Die 2005 für schwere Zwölf-Tonner eingeführte Lkw-Maut wurde im Oktober 2015 auf 7,5-Tonner ausgedehnt. Dabei wurde aber offenbar versäumt, das Abrechnungssystem entsprechend anzupassen. Denn laut Maut-Betreiber Toll Collect berücksichtigt das Bezahlsystem die Anzahl der Achsen und nicht das Gewicht - nach dem Prinzip: Je mehr Achsen, desto teurer ist die Maut. Da es jedoch 7,5- und 12-Tonner mit drei Achsen gibt, ist die Definition nicht eindeutig.

ÖPP nicht nur bei Autobahnen

Öffentlich-Private Partnerschaften (ÖPP) geht der Bund nicht nur im Bereich Autobahnen ein, sondern auch in Schulen, Freizeitanlagen oder Kindergärten. Die ÖPP sind langfristige Vertragsbeziehungen zwischen einem staatlichen und einem privaten Partner zur Bereitstellung öffentlicher Infrastruktur.
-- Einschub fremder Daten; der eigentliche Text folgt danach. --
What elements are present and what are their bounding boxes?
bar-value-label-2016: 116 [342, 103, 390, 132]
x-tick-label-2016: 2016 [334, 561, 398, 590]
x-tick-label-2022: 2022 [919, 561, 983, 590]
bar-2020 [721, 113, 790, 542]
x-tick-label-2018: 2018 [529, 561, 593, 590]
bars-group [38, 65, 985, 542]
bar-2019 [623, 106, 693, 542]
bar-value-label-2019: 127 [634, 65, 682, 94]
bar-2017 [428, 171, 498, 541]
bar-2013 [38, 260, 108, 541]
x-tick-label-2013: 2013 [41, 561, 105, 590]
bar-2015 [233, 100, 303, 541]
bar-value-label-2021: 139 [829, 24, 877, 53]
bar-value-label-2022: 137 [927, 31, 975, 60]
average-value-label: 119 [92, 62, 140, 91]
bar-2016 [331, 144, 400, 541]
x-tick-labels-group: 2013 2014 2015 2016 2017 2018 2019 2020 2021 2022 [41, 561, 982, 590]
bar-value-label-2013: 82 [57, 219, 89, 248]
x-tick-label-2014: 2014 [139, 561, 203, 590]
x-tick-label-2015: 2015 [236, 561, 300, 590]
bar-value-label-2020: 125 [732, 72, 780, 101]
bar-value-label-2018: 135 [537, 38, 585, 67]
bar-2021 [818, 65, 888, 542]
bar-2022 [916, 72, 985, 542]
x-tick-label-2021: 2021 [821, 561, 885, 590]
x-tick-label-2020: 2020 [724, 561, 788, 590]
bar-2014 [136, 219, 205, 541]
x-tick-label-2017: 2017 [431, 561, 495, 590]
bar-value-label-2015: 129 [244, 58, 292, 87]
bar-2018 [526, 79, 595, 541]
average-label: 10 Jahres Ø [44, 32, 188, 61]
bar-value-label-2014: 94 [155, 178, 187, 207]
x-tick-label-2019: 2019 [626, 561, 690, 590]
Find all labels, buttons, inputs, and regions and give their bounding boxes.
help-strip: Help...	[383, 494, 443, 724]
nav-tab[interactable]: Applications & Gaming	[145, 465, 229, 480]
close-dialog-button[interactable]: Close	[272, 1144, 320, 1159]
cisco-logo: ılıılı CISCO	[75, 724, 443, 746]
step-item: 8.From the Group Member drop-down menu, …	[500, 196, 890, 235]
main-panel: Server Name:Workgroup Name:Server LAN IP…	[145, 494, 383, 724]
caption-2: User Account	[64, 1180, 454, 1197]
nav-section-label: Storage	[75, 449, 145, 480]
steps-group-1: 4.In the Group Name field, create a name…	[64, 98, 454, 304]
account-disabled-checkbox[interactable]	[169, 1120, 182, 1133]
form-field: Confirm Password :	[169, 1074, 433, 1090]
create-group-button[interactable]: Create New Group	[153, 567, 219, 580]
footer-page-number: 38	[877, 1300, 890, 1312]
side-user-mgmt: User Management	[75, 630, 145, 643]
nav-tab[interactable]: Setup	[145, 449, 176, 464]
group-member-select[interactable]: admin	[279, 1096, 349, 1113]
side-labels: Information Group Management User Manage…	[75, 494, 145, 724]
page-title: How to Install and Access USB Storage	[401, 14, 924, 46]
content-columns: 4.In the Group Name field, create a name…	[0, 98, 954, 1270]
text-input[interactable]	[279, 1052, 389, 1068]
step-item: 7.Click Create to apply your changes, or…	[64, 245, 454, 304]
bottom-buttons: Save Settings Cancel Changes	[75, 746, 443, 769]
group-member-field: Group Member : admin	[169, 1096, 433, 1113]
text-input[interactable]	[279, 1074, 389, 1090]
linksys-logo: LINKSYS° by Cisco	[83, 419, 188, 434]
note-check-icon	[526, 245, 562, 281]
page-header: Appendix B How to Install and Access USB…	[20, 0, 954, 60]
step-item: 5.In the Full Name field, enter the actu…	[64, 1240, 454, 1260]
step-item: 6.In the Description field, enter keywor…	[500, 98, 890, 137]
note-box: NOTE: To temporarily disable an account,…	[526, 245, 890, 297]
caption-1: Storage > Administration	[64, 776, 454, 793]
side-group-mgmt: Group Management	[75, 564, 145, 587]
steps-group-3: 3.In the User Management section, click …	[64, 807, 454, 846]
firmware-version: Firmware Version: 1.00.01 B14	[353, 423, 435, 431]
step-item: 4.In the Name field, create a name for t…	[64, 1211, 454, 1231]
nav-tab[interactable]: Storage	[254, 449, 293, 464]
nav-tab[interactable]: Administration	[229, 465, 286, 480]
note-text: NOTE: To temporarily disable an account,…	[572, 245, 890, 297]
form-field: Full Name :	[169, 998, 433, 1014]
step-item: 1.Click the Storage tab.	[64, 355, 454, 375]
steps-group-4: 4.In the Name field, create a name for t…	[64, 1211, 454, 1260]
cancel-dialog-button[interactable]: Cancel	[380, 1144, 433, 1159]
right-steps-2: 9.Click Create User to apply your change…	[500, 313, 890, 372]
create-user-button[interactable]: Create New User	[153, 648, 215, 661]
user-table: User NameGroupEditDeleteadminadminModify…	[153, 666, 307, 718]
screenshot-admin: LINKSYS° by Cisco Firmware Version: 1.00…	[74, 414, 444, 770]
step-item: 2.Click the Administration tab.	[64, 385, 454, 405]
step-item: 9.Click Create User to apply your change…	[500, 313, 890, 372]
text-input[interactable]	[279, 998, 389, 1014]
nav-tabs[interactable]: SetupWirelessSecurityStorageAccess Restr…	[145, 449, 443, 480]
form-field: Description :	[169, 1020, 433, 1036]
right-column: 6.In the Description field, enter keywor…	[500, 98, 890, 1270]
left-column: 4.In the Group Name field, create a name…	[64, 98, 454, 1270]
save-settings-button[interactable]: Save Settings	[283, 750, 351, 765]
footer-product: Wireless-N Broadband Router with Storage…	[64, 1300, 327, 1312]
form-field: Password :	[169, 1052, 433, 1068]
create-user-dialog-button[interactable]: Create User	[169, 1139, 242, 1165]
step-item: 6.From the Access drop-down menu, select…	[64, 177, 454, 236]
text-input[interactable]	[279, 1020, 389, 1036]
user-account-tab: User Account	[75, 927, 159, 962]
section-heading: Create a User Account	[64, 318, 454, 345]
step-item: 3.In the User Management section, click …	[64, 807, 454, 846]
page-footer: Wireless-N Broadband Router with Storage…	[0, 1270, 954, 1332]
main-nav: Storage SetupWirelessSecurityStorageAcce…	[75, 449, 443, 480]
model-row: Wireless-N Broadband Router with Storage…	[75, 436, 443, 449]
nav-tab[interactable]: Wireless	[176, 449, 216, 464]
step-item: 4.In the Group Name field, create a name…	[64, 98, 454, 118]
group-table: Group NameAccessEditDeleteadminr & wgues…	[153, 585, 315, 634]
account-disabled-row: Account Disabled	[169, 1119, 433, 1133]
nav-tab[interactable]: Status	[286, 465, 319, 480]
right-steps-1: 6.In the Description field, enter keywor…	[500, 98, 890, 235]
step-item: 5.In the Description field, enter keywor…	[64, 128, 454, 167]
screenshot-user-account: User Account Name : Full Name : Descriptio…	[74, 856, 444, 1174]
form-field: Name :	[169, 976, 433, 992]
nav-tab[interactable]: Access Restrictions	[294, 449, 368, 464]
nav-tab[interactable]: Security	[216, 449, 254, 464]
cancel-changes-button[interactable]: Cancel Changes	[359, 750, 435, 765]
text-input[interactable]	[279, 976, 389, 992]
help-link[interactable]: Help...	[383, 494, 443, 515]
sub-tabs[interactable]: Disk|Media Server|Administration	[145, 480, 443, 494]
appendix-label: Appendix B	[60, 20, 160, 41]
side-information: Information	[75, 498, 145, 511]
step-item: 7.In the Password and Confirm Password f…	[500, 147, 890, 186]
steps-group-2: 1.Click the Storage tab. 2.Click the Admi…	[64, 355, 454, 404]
Dabei übernimmt der private Auftragnehmer nach Definition des Bundesfinanzministeriums die Errichtung, den Betrieb und gegebenenfalls die Finanzierung des Projekts. Das Unternehmen erhält dafür im Gegenzug vom staatlichen Auftraggeber Geld oder das Recht, Entgelte für die Nutzung der Infrastruktur zu erheben. Als Reaktion auf die Recherche der "SZ" stellte SPD-Kanzlerkandidat Martin Schulz ÖPP-Projekte generell in Frage, berichtet Ulla Fiebig aus dem ARD-Hauptstadtstudio.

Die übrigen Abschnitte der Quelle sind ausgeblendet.